Which speed you need depends on your camera. While even the fastest cameras can make do with a slow SD card, they’ll be at their best with a card that keeps up with the camera. Here are some general rules for choosing a card:

  • If your camera is a consumer point-and-shoot model ($400 or less) chances are it works fine with any SD card. Some of the newest models can benefit from a 66x card for burst (multiple picture) or movie modes.
  • If your camera is a “prosumer” model or a digial SLR ($400 to $3000) choose the fastest card you can get for a good price, a 66x card if at all possible. These cameras are fast, and a fast card will improve their response time.

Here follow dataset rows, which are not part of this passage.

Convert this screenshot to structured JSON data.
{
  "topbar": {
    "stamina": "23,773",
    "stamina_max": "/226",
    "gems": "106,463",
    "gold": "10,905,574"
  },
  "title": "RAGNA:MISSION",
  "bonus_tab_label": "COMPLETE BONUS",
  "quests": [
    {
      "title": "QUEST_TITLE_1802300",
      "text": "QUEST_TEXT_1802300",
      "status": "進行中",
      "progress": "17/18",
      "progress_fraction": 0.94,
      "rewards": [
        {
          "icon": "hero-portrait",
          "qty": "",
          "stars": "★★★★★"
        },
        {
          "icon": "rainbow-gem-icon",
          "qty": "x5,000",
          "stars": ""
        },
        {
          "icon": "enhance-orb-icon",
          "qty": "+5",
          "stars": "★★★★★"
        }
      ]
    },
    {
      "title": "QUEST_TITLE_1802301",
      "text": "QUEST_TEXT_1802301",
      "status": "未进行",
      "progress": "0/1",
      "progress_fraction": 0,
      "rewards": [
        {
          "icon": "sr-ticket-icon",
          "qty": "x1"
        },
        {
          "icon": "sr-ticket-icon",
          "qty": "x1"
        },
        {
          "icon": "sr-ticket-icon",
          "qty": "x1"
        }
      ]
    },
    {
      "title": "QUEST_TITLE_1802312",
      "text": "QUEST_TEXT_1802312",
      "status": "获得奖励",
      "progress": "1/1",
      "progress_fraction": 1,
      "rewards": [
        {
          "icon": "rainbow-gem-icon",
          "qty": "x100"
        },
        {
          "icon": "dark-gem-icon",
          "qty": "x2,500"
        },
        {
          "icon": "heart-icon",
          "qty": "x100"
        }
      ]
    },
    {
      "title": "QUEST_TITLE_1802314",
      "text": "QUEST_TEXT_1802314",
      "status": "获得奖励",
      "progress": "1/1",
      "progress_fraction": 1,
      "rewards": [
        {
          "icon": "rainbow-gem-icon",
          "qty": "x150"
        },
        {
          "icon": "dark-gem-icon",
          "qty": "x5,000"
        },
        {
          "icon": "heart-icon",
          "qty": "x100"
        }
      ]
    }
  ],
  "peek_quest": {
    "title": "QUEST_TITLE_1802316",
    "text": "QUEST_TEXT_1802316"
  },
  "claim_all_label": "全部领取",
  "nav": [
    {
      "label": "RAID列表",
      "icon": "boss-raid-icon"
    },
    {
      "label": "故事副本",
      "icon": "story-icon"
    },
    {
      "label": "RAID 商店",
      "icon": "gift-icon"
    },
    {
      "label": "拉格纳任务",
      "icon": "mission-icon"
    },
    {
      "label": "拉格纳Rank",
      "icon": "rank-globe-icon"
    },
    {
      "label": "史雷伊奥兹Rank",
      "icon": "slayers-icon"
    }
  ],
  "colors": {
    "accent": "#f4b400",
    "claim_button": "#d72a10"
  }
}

Note that I haven’t recommended 133x cards for any camera. The SD card specification (version 1.0) is limited to 66x, so the 133x cards work in a “double speed” mode available in version 1.1 of the specification. At this writing, no cameras take advantage of the full speed of these cards, but you may want to consider one anyway—there’s a good chance you’ll still have the card when you upgrade to the next camera. However this faster speed is really great for Windows Vista SpeedBoost! A lot of laptops now have the SD slot built-in them and works well with Vista SpeedBoost.


If you want the final word on which card to choose, check your camera’s manual or specification for speed requirements. Note that “burst” or movie modes may require higher speeds than still photo modes. Another tip: find a review of your camera at a site like, which does timing tests on cameras to determine their speed with different cards.

Another thing to consider is getting pictures from your camera to your computer. If you have a fast card and a fast card reader, you’ll enjoy the faster transfer speeds even if your camera doesn’t need them. Most USB 2.0 card readers (available for $10 to $20) can handle very high speeds. In fact, this is the one area where the 133x cards actually live up to their promise.

One more tip: definitely choose one of the good name-brand cards over the cheaper generics. With potentially 500 or more photos at stake, you don’t want to take chances. Sandisk, Lexar, Viking, Verbatim, and Crucial are good brands.